C'était le temps où je pêchais les grenouilles  dans la vase ljusqu'aux  épaules à l'endroit où elles plongeaient et que je ramenais triomphante...C'était le temps où l'on avait toujours dans la poche le canif et un bouchon pour pouvoir faire un petit moulin sur le moindre petit ru rencontré, ou bien un petit radeau avec quelques branches bien droites et de la ficelle, un mouchoir tendu entre deux rameaux, et qui pouvait même remonter un léger courant. C'était le temps où l'eau ruisselait un peu partout... il faisait des barrages pour faire une petite inondation ou un canal latéral ( leçons sur les canaux ! )

C'était le temps où les sauterelles sautaient par centaines dans l'herbe au moindre pas que je faisais et très difficiles à attraper...( il n'y a plus de sauterelles...)   C'était le temps où je pouvais faire des jolis bouquets de marguerites, ...( Tu m'aimes, un peu, beaucoup, passionnément, à la folie, pas du tout...)de bluets, de coquelicots. Je les ouvrais délicatement avant qu'il éclosent et je sortais avec précaution les pétales fripés rose pâle....C'était le temps où je cherchais des jours entiers "LE" trèfle à quatre feuilles...le tempe ou je grimpais dans les arbres pour y passer l'après midi...le temps où je me faufilais dans la pièce fraïche des fermes pour aller cueillir de la crème fraiche du bout de l'index..plusieurs fois...c'était le temps de la cueillette des mousserons le long des routes de campagne où ne passaient que des vélos ou des vaches, le temps du rassemblement des milliers d'hirondelles sur les fils électriques...et ça sentait déjà la rentrée des classe !    C'était le temps où je gardais les vaches, en sabots, comme dans les chansons ( En passant par la Lorraine.... )avec Mirette ce premier chien que je pouvais caresser sans crainte et qui savait mieux garder les vaches que moi...le temps des chèvres qui me donnaient tant de mal à les rattraper, et me me faisait gronder car elles avaient , ces sales bêtes, des boules d'herbes coincées dans leur tube digestif !

    C'était le temps des espadrilles, si vite usées...le temps où il y avait encore dans les grands bois profonds  des chats sauvages, énormes, des lynx ?...C'était aussi le temps des jeux des jours de pluie où les parents prenaient le temps de jouer au "morpion" ou de fabriquer un cerf volant pour le prochain vent favorable...le temps où l'on préparait les cannes à pêche, puis celui du passage des fils de fer barbelés pour se faufiler partout...celui des bois de sapin dont nous coupions les pousses couronnées d'un joli bouton avec lesquels Maman nous fabriquait  des petites chaises avec des épingles.

Puis, le temps des coulemelles aux angles des grandes terres labourées, le temps des girolles sous les sapins les lendemains de pluie...Ah ! quels doux souvenirs et comme tout cela me manque !

     Il n'y a plus de sauterelles, plus de hannetons, plus de bluets, plus de marguerites...encore quelques coquelicots, rares mais fidèles au poste, plus d'hirondelles sur les fils, plus de mousserons noyés dans le goudron...les fils de fer sont électrifiés ...et ce n'est plus le temps pour moi de galoper dans les chemins caillouteux, ni de grimper aux arbres..plus le temps de s'applatir dans l'herbe pour attraper une grenouille...Tout a un temps, mais en écrivant cela je revois TOUT, les paysages, le vert, les girolles sous les sapins, les mousserons...les sauterelles. Et le soir, la belle leçon d'étude du ciel, avec les constellations qui se déplaçaient avec les heures...Vénus, l'étoile du berger toute petite au bout de la petite ourse...M ars  parfois toute rouge...

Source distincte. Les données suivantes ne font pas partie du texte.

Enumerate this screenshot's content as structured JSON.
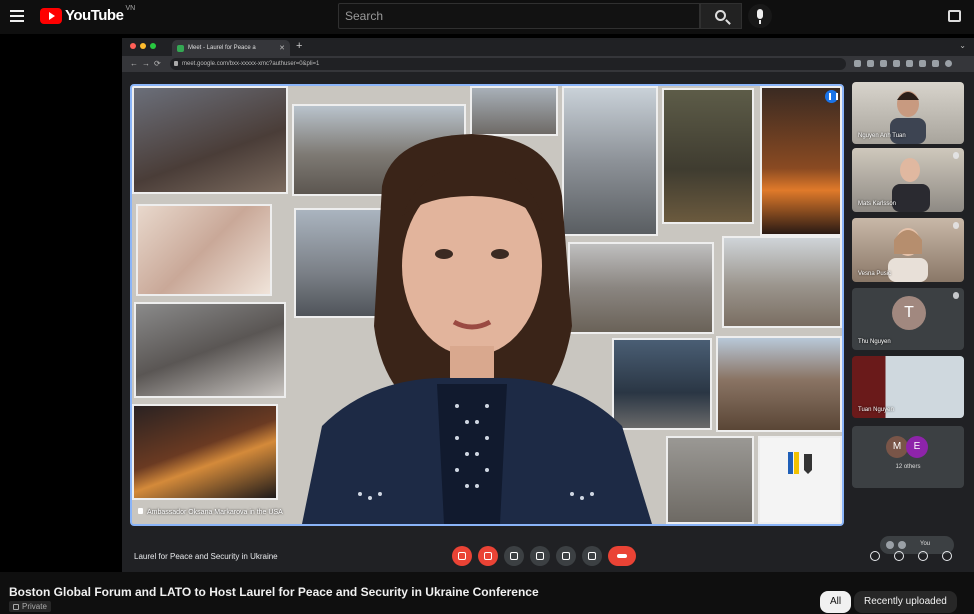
{
  "youtube": {
    "logo_text": "YouTube",
    "region": "VN",
    "search_placeholder": "Search"
  },
  "browser": {
    "tab_title": "Meet - Laurel for Peace a",
    "url": "meet.google.com/bxx-xxxxx-xmc?authuser=0&pli=1"
  },
  "meet": {
    "speaker_name": "Ambassador Oksana Markarova in the USA",
    "participants": [
      {
        "name": "Nguyen Anh Tuan"
      },
      {
        "name": "Mats Karlsson"
      },
      {
        "name": "Vesna Pusic"
      },
      {
        "name": "Thu Nguyen",
        "initial": "T"
      },
      {
        "name": "Tuan Nguyen"
      }
    ],
    "others": {
      "initials": [
        "M",
        "E"
      ],
      "label": "12 others"
    },
    "you_label": "You",
    "meeting_title": "Laurel for Peace and Security in Ukraine"
  },
  "video": {
    "title": "Boston Global Forum and LATO to Host Laurel for Peace and Security in Ukraine Conference",
    "privacy": "Private"
  },
  "chips": {
    "all": "All",
    "recent": "Recently uploaded"
  },
  "colors": {
    "brand_red": "#ff0000",
    "meet_blue": "#8ab4f8",
    "end_call_red": "#ea4335"
  }
}
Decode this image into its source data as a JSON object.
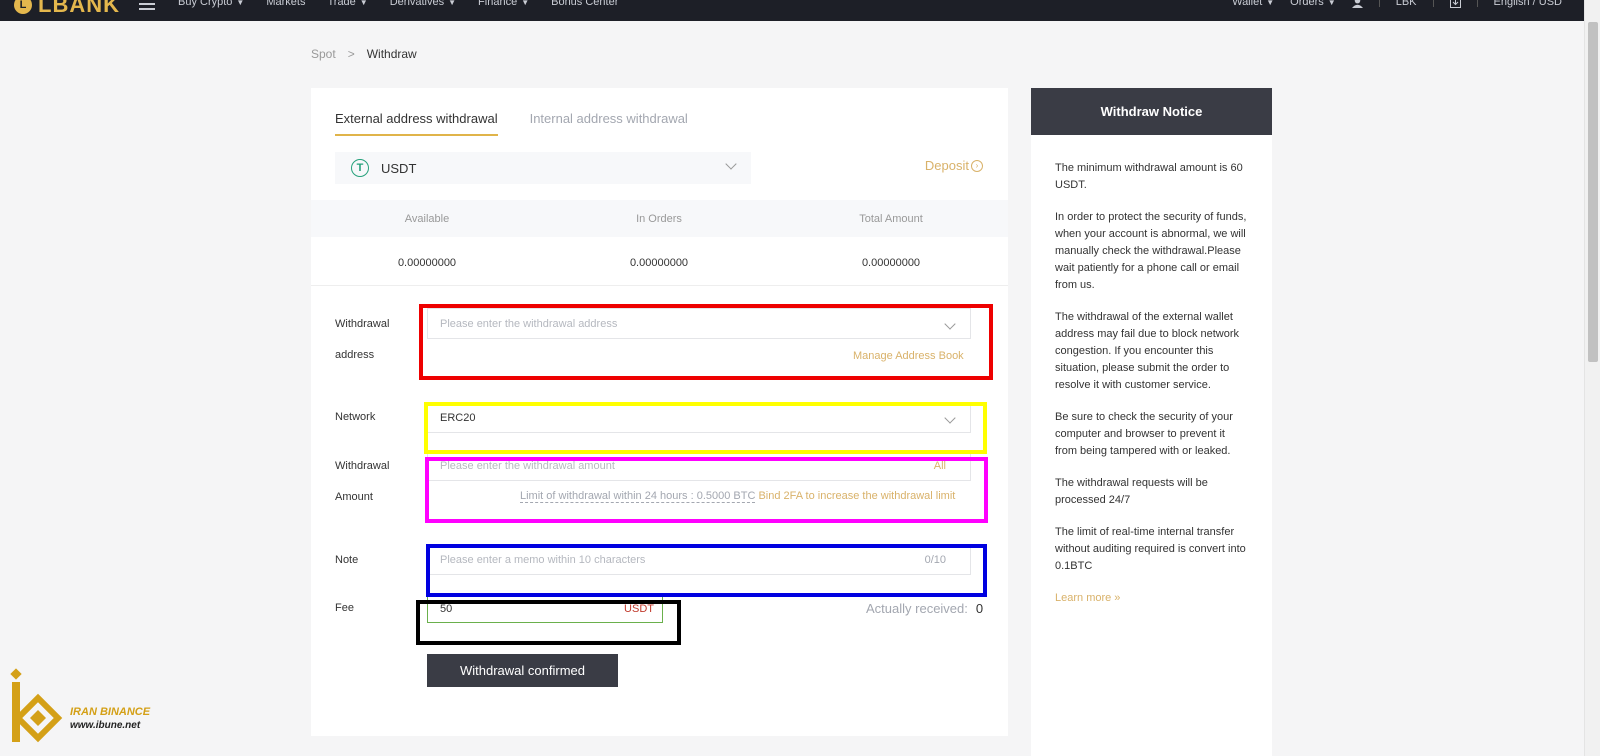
{
  "nav": {
    "logo_text": "LBANK",
    "logo_mark": "L",
    "items": [
      {
        "label": "Buy Crypto",
        "dropdown": true
      },
      {
        "label": "Markets",
        "dropdown": false
      },
      {
        "label": "Trade",
        "dropdown": true
      },
      {
        "label": "Derivatives",
        "dropdown": true
      },
      {
        "label": "Finance",
        "dropdown": true
      },
      {
        "label": "Bonus Center",
        "dropdown": false
      }
    ],
    "right": {
      "wallet": "Wallet",
      "orders": "Orders",
      "user_icon": "user-icon",
      "lbk": "LBK",
      "download_icon": "download-icon",
      "language": "English / USD"
    }
  },
  "breadcrumb": {
    "parent": "Spot",
    "arrow": ">",
    "current": "Withdraw"
  },
  "tabs": {
    "external": "External address withdrawal",
    "internal": "Internal address withdrawal"
  },
  "coin": {
    "symbol_glyph": "T",
    "name": "USDT"
  },
  "deposit_label": "Deposit",
  "balances": {
    "headers": [
      "Available",
      "In Orders",
      "Total Amount"
    ],
    "values": [
      "0.00000000",
      "0.00000000",
      "0.00000000"
    ]
  },
  "form": {
    "address": {
      "label_line1": "Withdrawal",
      "label_line2": "address",
      "placeholder": "Please enter the withdrawal address",
      "manage_link": "Manage Address Book"
    },
    "network": {
      "label": "Network",
      "value": "ERC20"
    },
    "amount": {
      "label_line1": "Withdrawal",
      "label_line2": "Amount",
      "placeholder": "Please enter the withdrawal amount",
      "all_link": "All",
      "limit_prefix": "Limit of withdrawal within 24 hours :",
      "limit_value": "0.5000 BTC",
      "limit_link": "Bind 2FA to increase the withdrawal limit"
    },
    "note": {
      "label": "Note",
      "placeholder": "Please enter a memo within 10 characters",
      "counter": "0/10"
    },
    "fee": {
      "label": "Fee",
      "value": "50",
      "unit": "USDT",
      "received_label": "Actually received:",
      "received_value": "0"
    },
    "confirm_button": "Withdrawal confirmed"
  },
  "notice": {
    "title": "Withdraw Notice",
    "paragraphs": [
      "The minimum withdrawal amount is 60 USDT.",
      "In order to protect the security of funds, when your account is abnormal, we will manually check the withdrawal.Please wait patiently for a phone call or email from us.",
      "The withdrawal of the external wallet address may fail due to block network congestion. If you encounter this situation, please submit the order to resolve it with customer service.",
      "Be sure to check the security of your computer and browser to prevent it from being tampered with or leaked.",
      "The withdrawal requests will be processed 24/7",
      "The limit of real-time internal transfer without auditing required is convert into 0.1BTC"
    ],
    "learn_more": "Learn more »"
  },
  "watermark": {
    "line1": "IRAN BINANCE",
    "line2": "www.ibune.net"
  },
  "colors": {
    "accent_gold": "#d9b26a",
    "nav_bg": "#1d1f27",
    "button_dark": "#3a3c45",
    "highlight_red": "#e00000",
    "highlight_yellow": "#ffff00",
    "highlight_magenta": "#ff00ff",
    "highlight_blue": "#0000e0",
    "highlight_black": "#000000"
  }
}
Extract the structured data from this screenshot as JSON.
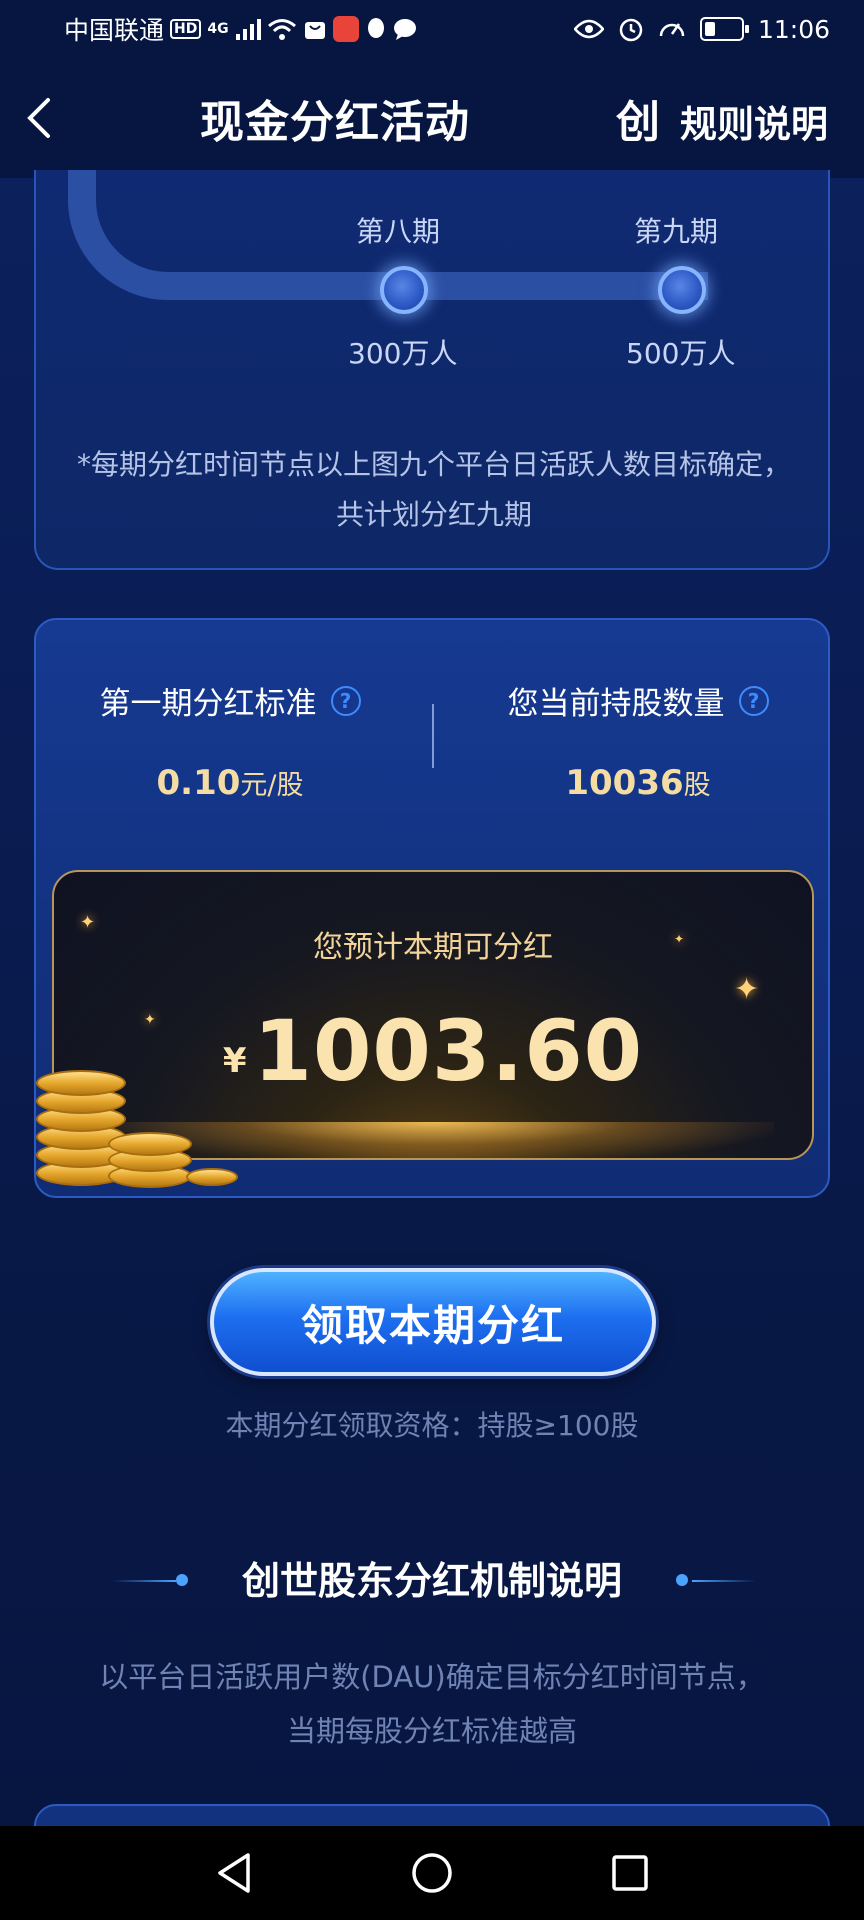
{
  "status_bar": {
    "carrier": "中国联通",
    "hd_badge": "HD",
    "network": "4G",
    "time": "11:06"
  },
  "header": {
    "title": "现金分红活动",
    "brand_glyph": "创",
    "rules_label": "规则说明"
  },
  "timeline": {
    "nodes": [
      {
        "period": "第八期",
        "users": "300万人"
      },
      {
        "period": "第九期",
        "users": "500万人"
      }
    ],
    "note": "*每期分红时间节点以上图九个平台日活跃人数目标确定，共计划分红九期"
  },
  "dividend": {
    "standard_label": "第一期分红标准",
    "standard_value": "0.10",
    "standard_unit": "元/股",
    "holdings_label": "您当前持股数量",
    "holdings_value": "10036",
    "holdings_unit": "股",
    "help_glyph": "?",
    "estimate_label": "您预计本期可分红",
    "currency_symbol": "¥",
    "estimate_amount": "1003.60"
  },
  "claim": {
    "button_label": "领取本期分红",
    "eligibility": "本期分红领取资格：持股≥100股"
  },
  "section": {
    "heading": "创世股东分红机制说明",
    "description": "以平台日活跃用户数(DAU)确定目标分红时间节点，当期每股分红标准越高"
  },
  "colors": {
    "background": "#0a1c52",
    "accent_blue": "#1d6ff0",
    "gold": "#fbe3b0"
  }
}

Alors si j'ai pu vous faire goûter à mes délices d'antan je suis contente...et essayez de retrouver tout cela dans des " trous" de campagne, dans les coins perdus, en Auvergne ..ou ailleurs...là où il n'y a pas de lumière.......................

Je vous souhaite une bonne nuit....et vous conterai les vacances à Lyon quand il fallait bien revenir en ville au bout de trois semaines...

lien permanent

1937... Vacances champêtres  posté le samedi 17 juillet 2010 23:15

     Je n'ai  pas fini avec ce séjour à Salvaris, car il m'est arrivé une aventure due à Papa qui ne doutait pas de son endurance, mais complètement de la mienne! Il aurait tellement voulu avoir un garçon, mais j'ai largement remplacé ce garçon qui n'est pas  venu,   en me comportant comme tel...Papa ne doutait de rien, partout où nous allions, il récoltait un nouveau surnom " le chien courant"...ou le "chat maigre" ou encore " le Juif errant"...Il était infatigable, et dans ces randonnées il se sentait bien vivant, et non pas craintif comme à la guerre de 1914 où ses incursions vers les lignes ennemies à transporter des munitions, de nuit et dans la neige, avec des chevaux épuisés lui faisaient tellement peur.  Qu'une bombe tombe sur la chargement et il disparaissait.... Brrrrrr !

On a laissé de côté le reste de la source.